We return a 1D numpy array of shape (X*Y, time) elements
"""
# armax(...) finds the position in the cube (3d) where we are above threshold
roll_matrix = np.argmax(cube_flattened > threshold, axis=1) + offset
# ensure we don't have index out of bound
roll_matrix[roll_matrix>cube_flattened.shape[1]] = cube_flattened.shape[1]
return roll_matrix
def strided_indexing_roll(cube_flattened, roll_matrix_flattened, cube_shape):
# Concatenate with sliced to cover all rolls
# otherwise we shift in the wrong direction for my application
roll_matrix_flattened = -1 * roll_matrix_flattened
a_ext = np.concatenate((cube_flattened, cube_flattened[:, :-1]), axis=1)

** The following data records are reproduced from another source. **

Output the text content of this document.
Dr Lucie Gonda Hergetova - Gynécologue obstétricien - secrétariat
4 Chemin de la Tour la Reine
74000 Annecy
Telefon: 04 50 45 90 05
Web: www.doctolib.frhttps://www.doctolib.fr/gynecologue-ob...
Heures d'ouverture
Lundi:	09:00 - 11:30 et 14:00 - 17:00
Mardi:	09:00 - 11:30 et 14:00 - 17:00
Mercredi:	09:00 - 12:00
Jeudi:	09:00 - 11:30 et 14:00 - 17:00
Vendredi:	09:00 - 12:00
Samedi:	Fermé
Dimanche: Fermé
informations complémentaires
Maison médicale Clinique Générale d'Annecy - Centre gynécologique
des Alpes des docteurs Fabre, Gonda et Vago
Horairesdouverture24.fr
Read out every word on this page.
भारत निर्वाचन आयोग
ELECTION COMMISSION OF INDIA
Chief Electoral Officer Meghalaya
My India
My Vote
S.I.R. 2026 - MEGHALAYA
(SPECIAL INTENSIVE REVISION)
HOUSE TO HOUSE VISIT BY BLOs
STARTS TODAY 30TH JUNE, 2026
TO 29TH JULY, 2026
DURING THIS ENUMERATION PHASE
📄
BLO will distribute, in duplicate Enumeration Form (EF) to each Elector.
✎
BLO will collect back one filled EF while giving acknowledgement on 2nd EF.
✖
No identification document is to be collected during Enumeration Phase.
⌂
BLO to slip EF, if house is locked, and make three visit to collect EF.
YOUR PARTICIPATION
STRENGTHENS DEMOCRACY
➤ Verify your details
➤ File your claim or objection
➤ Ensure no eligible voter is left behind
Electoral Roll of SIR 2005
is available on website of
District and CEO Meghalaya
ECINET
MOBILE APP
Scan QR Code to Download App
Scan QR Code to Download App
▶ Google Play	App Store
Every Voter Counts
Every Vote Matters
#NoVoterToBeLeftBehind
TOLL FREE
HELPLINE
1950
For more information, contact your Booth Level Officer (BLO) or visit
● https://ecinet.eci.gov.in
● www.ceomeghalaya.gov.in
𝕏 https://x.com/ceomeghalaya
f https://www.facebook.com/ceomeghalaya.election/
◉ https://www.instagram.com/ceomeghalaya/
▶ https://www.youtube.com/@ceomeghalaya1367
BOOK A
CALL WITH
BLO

# Get sliding windows; use advanced-indexing to select appropriate ones
n = cube_flattened.shape[1]
result = viewW(a_ext,(1,n))[np.arange(len(roll_matrix_flattened)), (n - roll_matrix_flattened) % n, 0]
result = result.reshape(cube_shape)
return result
Divakar's answer doesn't do justice to how much more efficient this is on large cube of data. I've timed it on a 400x400x2000 data formatted as int8. An equivalent for-loop does ~5.5seconds, Seberg's answer ~3.0seconds and strided_indexing.... ~0.5second.